Oggi serve molto di più, e molto di meglio. Se i democratici
americani di Obama hanno avuto il grande merito di vincere le elezioni
proponendo il ritorno "da Wall Street a Main Street", mentre i democratici
italiani di Veltroni hanno avuto la grande colpa di esser passati in troppa
fretta "from Marx to market", la ricetta berlusconian-tremontiana
tradisce un impianto bushista, da "conservatorismo compassionevole".

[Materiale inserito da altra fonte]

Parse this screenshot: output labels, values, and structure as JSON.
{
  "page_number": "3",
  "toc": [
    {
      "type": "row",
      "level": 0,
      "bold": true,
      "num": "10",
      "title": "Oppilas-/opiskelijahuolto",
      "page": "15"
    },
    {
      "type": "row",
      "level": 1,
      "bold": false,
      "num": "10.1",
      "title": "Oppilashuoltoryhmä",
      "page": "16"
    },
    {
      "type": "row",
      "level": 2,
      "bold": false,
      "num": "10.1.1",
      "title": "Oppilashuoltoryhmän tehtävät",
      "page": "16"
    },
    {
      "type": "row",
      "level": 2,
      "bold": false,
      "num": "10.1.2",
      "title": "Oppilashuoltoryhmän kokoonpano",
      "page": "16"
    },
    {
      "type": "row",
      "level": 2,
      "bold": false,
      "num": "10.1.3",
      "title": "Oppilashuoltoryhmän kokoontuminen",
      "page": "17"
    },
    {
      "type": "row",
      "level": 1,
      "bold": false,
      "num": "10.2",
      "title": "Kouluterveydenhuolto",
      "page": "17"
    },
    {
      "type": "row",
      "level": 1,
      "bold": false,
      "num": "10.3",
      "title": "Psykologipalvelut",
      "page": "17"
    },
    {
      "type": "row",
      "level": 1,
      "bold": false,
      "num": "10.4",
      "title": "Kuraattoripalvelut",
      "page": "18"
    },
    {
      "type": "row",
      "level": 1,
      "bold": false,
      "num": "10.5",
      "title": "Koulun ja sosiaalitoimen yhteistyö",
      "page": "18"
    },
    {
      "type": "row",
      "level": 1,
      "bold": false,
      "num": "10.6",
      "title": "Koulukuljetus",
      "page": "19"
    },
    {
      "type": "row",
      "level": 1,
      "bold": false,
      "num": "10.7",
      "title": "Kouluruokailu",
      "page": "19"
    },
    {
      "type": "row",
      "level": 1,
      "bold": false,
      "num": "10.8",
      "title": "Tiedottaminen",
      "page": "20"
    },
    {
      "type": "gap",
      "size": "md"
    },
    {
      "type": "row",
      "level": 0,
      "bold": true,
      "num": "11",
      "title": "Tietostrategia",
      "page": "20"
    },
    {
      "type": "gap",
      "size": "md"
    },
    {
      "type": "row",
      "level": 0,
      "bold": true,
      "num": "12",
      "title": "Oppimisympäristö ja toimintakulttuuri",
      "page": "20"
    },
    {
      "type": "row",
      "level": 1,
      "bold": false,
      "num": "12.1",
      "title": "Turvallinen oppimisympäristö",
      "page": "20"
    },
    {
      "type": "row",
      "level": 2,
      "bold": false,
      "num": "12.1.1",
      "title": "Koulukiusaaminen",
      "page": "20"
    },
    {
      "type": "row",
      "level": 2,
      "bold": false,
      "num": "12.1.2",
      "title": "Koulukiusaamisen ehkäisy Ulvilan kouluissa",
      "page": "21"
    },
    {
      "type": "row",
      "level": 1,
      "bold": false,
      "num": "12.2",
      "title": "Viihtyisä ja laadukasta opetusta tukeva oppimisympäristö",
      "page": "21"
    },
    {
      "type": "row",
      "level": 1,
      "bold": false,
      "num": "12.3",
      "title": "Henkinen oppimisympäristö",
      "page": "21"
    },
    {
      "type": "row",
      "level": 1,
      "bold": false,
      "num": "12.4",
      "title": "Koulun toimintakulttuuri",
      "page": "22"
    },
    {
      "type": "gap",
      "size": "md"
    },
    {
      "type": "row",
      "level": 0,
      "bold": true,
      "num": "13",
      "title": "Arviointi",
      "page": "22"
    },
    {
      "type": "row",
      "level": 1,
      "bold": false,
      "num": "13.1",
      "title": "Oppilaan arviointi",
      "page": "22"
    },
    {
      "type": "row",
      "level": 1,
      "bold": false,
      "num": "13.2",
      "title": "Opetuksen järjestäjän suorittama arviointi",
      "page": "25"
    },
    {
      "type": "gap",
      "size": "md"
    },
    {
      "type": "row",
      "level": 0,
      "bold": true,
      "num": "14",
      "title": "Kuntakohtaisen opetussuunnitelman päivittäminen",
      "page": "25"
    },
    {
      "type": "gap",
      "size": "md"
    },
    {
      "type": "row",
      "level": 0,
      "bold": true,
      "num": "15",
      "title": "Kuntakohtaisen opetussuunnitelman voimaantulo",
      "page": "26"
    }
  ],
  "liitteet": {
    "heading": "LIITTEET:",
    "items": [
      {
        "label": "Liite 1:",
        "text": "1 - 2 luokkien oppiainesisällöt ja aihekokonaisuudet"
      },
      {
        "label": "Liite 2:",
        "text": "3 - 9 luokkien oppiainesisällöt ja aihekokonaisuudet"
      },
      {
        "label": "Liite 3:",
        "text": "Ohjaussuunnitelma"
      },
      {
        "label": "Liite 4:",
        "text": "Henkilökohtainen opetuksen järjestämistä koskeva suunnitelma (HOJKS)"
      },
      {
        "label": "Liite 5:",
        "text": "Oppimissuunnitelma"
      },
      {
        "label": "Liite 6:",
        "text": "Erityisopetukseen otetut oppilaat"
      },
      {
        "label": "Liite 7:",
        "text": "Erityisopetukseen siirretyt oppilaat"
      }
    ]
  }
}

È probabile che lo sciopero della Cgil, confermato da Guglielmo Epifani, non
serva a cambiare il corso della storia. È possibile che "l'unità degli
sforzi", chiesta dalla Confindustria di Emma Marcegaglia, sia più utile a
far uscire l'Italia dal declino. Ma la richiesta di "collaborazione
nell'interesse del Paese", strumentalmente rilanciata dal premier
all'opposizione, è solo l'ennesima presa in giro che avvelena il confronto
parlamentare. Eppure di correzioni e di integrazioni ci sarebbe un enorme
bisogno.
Perché una cosa è chiara a tutti: questo falso "piano rooseveltiano"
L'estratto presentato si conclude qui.